D: So you’re not playing any bands?

SB: There’s one show, the bear story show, where I play a twenty-second clip of an old blues song. I’ve had friends let me record them.

D: Is that for copyright and royalty reasons?

SB: I want to keep it local. There are so many great musicians and great things going on in Vancouver it would be a shame to play music from outside that scene, and I do want to make sure it’s legit. Mostly I just want it to have that “home done” feel to it.

D: Speaking of home done, you introduce some of the guests on your Fermenters show as “post-hippie d.i.y. punks.” What do you mean by that term?

SB: People have rejected the term “hippie” a little bit lately, and some of the visible culture that goes with it. There’s discomfort with the word but people still carry a lot of that culture with them, so I call it “post-hippie” to take the surface veneer off of it. d.i.y. punk is a self-described term used by some of the people on the show. d.i.y. is tied in a lot with punk.
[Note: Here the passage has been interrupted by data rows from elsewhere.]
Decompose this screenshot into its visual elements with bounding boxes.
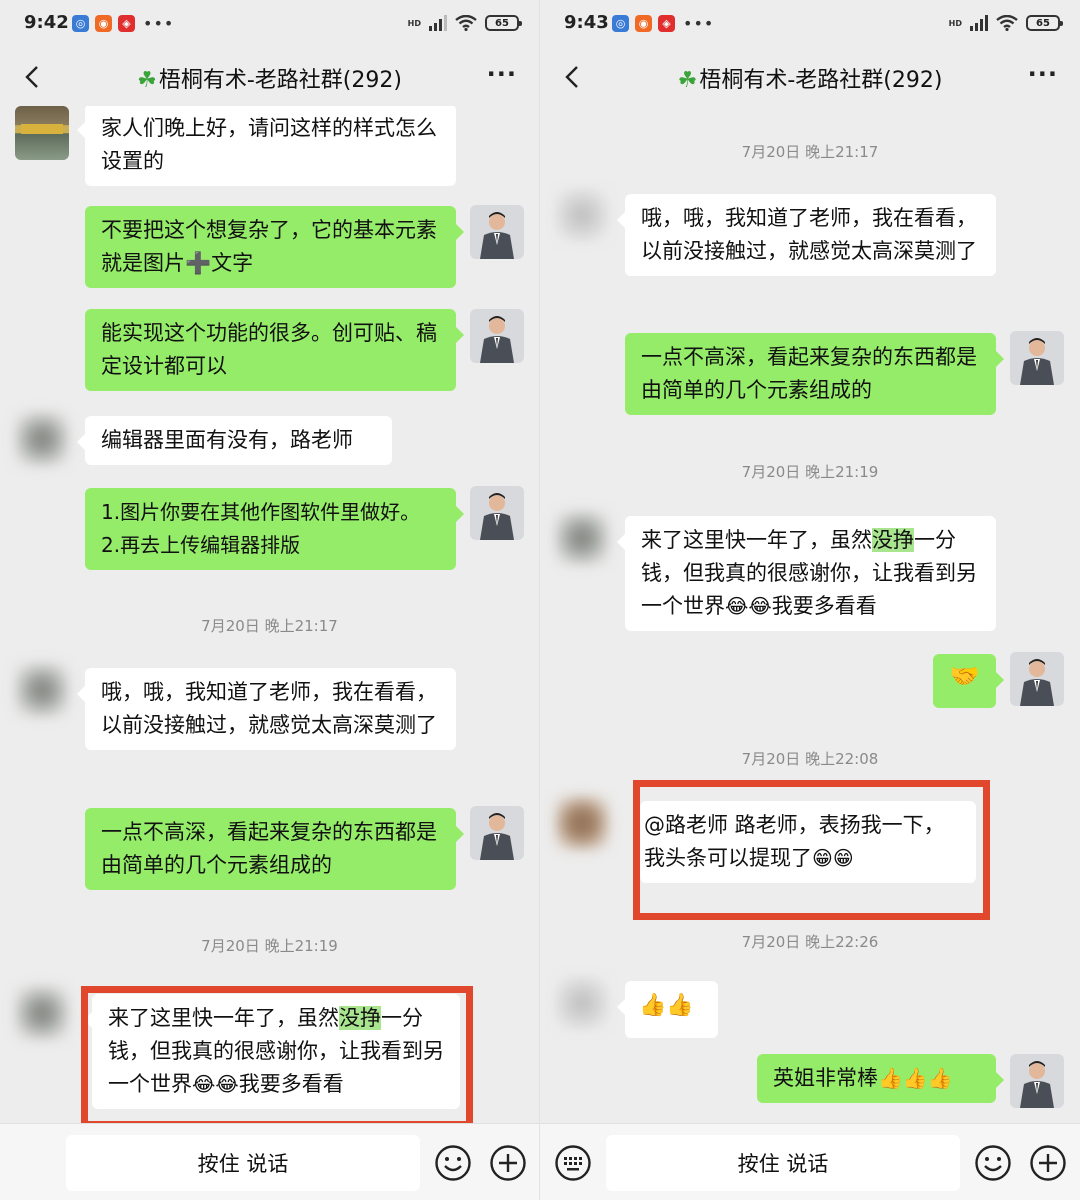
avatar[interactable] [470,309,524,363]
status-time: 9:42 [24,12,69,33]
message-bubble[interactable]: 英姐非常棒👍👍👍 [757,1054,1004,1103]
message-list[interactable]: 7月20日 晚上21:17 哦，哦，我知道了老师，我在看看，以前没接触过，就感觉… [540,106,1080,1123]
timestamp: 7月20日 晚上22:08 [741,750,879,768]
notification-badges: ◎ ◉ ◈ ••• [72,14,174,33]
message-bubble[interactable]: 一点不高深，看起来复杂的东西都是由简单的几个元素组成的 [625,333,1004,415]
app-notification-icon: ◉ [635,15,652,32]
status-bar: 9:42 ◎ ◉ ◈ ••• HD 65 [0,0,539,50]
message-bubble[interactable]: 👍👍 [617,981,718,1038]
message-list[interactable]: 家人们晚上好，请问这样的样式怎么设置的 不要把这个想复杂了，它的基本元素就是图片… [0,106,539,1123]
more-icon[interactable]: ··· [1028,60,1058,88]
message-bubble[interactable]: 编辑器里面有没有，路老师 [77,416,392,465]
chat-header: ☘梧桐有术-老路社群(292) ··· [540,50,1080,106]
plus-icon[interactable] [1029,1144,1067,1182]
message-bubble[interactable]: 不要把这个想复杂了，它的基本元素就是图片➕文字 [85,206,464,288]
timestamp: 7月20日 晚上22:26 [741,933,879,951]
message-bubble[interactable]: 一点不高深，看起来复杂的东西都是由简单的几个元素组成的 [85,808,464,890]
notification-badges: ◎ ◉ ◈ ••• [612,14,714,33]
hold-to-talk-button[interactable]: 按住 说话 [606,1135,960,1191]
avatar[interactable] [1010,1054,1064,1108]
chat-header: ☘梧桐有术-老路社群(292) ··· [0,50,539,106]
message-bubble[interactable]: 1.图片你要在其他作图软件里做好。 2.再去上传编辑器排版 [85,488,464,570]
app-notification-icon: ◉ [95,15,112,32]
avatar[interactable] [555,976,609,1030]
status-indicators: HD 65 [407,15,522,31]
signal-icon [429,15,447,31]
app-notification-icon: ◈ [118,15,135,32]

D: How many people do you think listen to <>Life After Radio?

SB: I’ve got analytics on my site, and about 200 listen that way. But that’s not taking into account those that subscribe directly through iTunes or listen with other people. I’m linked to by a lot of sites

D: I noticed a donation button on your website. Have you been successful in generating a bit of income from the show?

SB: Initially when I first put up the button I had a bit more of a push for it. I get enough to pay my web developer, Graeme Worthy, and artist Aili Meutzner. It was great to know that some people could and would support the show.

D: So Sarah, last question: Is there life after radio?

SB: Well that’s kind of up to the listeners, isn’t it? So far it feels like there is.